Здесь, вдали от подножий, его тропа заметно усложнилась - стала
неровной и медленной, с крутыми подъемами и спусками. Он был вынужден
идти более осторожным шагом, так как вел всадников вдоль столь загро-
можденных и искромсанных долин, словно в них регулярно происходили ка-
тастрофы - все вверх и вверх по ненадежным и скользким тропам и каме-
нистым осыпям, лежащим среди утесов и ущелий так, будто горы исторгли
их из своего нутра,- вниз по уступам, которые шрамами рассекали истер-
занные непогодой скалы. Но не оставалось никакого сомнения, что дорогу
он знал. Иногда он вел их прямиком к единственному возможному выходу
из тесной долины, или указывал единственный проход для лошадей через
камнепад, или без колебаний направлялся торопливо в расщелину, которая
вела в обход неприступного пика. Сквозь грубо вырубленные каменные
массивы и беспорядочные глыбы гор, он вел компанию Высокого Лорда
окольными тропами, производя впечатление человека, пробирающегося че-
рез привычный лабиринт.
В первый день путешествия по горам казалось, что цель его - про-
сто подняться повыше. Он вел всадников все вверх и вверх, пока на них
не повеяло холодом с ледяных вершин самых высоких пиков. В разреженном
воздухе Кавинанту виделся в мыслях подъем на недоступную и безжалост-
ную горную вершину, и он принял у Баннора толстую накидку с некоторой
дрожью, вызванной не только прохладой.
Но затем Амок все же изменил характер продвижения. Словно будучи
наконец удовлетворенным ледяным воздухом и высотой горных склонов, он
больше не пытался забраться все выше. Вместо этого он повел их в южном
направлении. Теперь он не углублялся более в Западные горы, а двигался
параллельно их восточной границе. Днем он вел своих спутников по свое-
му ничем не отмеченному пути, а ночью оставлял их в укромных лощинах и
ущельях, где были неожиданные полянки с травой для лошадей, непонятно
как произрастающей на таком бодрящем или жестоком холоде.

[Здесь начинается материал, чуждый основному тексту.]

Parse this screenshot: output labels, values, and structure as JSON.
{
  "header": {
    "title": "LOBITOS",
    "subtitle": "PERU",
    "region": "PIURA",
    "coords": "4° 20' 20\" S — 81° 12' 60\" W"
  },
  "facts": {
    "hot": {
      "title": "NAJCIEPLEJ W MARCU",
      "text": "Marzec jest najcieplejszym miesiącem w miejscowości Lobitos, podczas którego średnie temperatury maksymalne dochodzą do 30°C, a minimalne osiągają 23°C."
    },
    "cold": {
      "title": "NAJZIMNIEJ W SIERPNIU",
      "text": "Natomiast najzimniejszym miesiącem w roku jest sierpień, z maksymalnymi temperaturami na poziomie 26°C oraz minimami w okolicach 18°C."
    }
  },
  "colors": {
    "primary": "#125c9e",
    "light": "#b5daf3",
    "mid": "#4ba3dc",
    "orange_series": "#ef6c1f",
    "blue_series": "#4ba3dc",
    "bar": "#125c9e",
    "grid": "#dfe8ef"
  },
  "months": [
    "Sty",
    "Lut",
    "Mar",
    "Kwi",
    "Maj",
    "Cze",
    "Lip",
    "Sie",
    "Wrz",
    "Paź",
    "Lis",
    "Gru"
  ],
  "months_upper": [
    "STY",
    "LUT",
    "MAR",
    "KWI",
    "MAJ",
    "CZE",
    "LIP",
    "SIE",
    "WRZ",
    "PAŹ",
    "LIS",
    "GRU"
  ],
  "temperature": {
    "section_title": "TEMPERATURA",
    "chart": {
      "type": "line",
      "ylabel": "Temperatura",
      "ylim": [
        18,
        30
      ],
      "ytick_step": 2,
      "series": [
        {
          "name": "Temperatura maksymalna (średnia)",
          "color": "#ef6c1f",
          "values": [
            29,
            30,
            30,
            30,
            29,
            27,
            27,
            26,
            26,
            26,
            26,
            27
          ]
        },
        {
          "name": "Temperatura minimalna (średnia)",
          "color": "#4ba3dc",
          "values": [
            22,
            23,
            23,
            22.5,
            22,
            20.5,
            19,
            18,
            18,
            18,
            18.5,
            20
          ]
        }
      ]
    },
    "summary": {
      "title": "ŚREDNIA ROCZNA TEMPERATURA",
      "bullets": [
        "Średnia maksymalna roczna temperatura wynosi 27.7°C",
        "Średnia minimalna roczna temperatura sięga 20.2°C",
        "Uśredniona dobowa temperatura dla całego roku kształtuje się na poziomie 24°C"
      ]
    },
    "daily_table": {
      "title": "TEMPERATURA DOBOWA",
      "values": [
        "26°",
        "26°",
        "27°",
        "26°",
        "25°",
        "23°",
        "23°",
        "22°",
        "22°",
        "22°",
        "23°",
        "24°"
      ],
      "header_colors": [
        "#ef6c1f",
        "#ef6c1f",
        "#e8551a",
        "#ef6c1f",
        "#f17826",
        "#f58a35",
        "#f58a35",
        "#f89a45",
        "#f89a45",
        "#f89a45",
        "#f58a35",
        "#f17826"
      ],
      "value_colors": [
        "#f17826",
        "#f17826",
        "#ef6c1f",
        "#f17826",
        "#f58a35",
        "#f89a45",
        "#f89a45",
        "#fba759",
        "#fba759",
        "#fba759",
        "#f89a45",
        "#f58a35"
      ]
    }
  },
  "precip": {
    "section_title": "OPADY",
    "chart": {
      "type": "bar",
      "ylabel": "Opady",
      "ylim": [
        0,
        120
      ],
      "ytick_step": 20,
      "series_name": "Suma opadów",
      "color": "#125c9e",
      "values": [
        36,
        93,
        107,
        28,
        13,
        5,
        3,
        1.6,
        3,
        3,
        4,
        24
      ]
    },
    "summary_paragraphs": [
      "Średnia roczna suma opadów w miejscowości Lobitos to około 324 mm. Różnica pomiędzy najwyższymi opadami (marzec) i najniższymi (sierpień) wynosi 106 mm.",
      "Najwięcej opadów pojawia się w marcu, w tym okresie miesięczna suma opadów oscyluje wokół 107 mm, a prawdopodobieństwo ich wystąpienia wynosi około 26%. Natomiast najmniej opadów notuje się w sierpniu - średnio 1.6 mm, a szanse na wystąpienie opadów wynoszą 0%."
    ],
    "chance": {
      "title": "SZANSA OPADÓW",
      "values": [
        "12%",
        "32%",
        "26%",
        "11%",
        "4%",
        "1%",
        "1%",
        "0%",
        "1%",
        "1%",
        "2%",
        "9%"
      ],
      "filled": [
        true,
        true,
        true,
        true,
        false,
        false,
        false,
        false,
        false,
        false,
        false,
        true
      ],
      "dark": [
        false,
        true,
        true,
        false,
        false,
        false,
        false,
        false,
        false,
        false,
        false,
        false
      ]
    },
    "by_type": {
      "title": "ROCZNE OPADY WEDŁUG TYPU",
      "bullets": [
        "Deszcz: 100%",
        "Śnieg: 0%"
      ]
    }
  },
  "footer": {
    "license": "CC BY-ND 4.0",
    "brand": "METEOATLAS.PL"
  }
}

Сам он, казалось, холода не чувствовал. В легкой робе, болтающей-
ся на его теле, он широко шагал вперед с неутомимой бодростью, как
будто был невосприимчив к усталости и морозу. Иногда ему приходилось
сдерживать себя, чтобы ранихины и мустанг Кавинанта могли за ним по-
спевать.
Оба Стража Крови походили на него - не подверженные воздействию
холода и высоты. Но они были харучаями, уроженцами этих гор. Ноздри их
раздувались при вдыхании тумана на заре и при наступлении сумерек. Их
глаза осматривали устремляющиеся к солнцу утесы, долины, украшенные
горными озерами, седые ледники, припавшие к высоким седловинам, истоки
рек, стекающие с заснеженных вершин. Одетые только в короткие туники,
они никогда не дрожали и не задыхались от холода. Их широкие лбы и
плоские щеки, уверенная осанка выказывали отсутствие внутреннего вол-
нения и дополнительной нагрузки для сердца. Хотя все же было что-то
пылкое в их горячем рвении, с которым они наблюдали за Еленой, Кави-
нантом и Амоком.
Елена и Кавинант не были так безразличны к холоду. Их восприимчи-
вость коварно терзала их, заставляла каждый новый день жаждать продви-
жения к более теплому южному воздуху. Но одеяла и добавочные накидки
были теплыми. Казалось, что Высокий Лорд от этого не страдает. И пока
она не страдала, Кавинант не чувствовал боли. Он мог не обращать вни-
мания на неудобства, и чувствовал себя таким умиротворенным, каким не
был уже давно.
С тех пор, как они покинули Тротгард - с тех пор, как он сделал
открытие, позволявшее ему любить ее без отвращения к себе,- он выбро-
сил все остальное из головы и сосредоточился на своей дочери. Лорд Фа-
ул, Боевая Стража, даже сам этот поиск были для него несущественны. Он
следил за Еленой, слушал ее, ощущал все время ее присутствие. Когда у
нее было настроение поговорить, он с готовностью обменивался с ней
вопросами, а когда не было, он молчал. И за каждое настроение он был
ей благодарен, мучительно тронутый предложением, которое она сделала -
предложением, которое он отверг.
Он не мог удержаться от осознания того факта, что она не так до-
вольна, как он. Ей нелегко было сделать это предложение, и она, каза-
лось, не хотела принимать его отказ. Но печаль от того, что он причи-
нил ей страдание, только обостряла его внимательность к ней. Он сосре-
доточился на ней как может только мужчина, глубоко знакомый с любовью.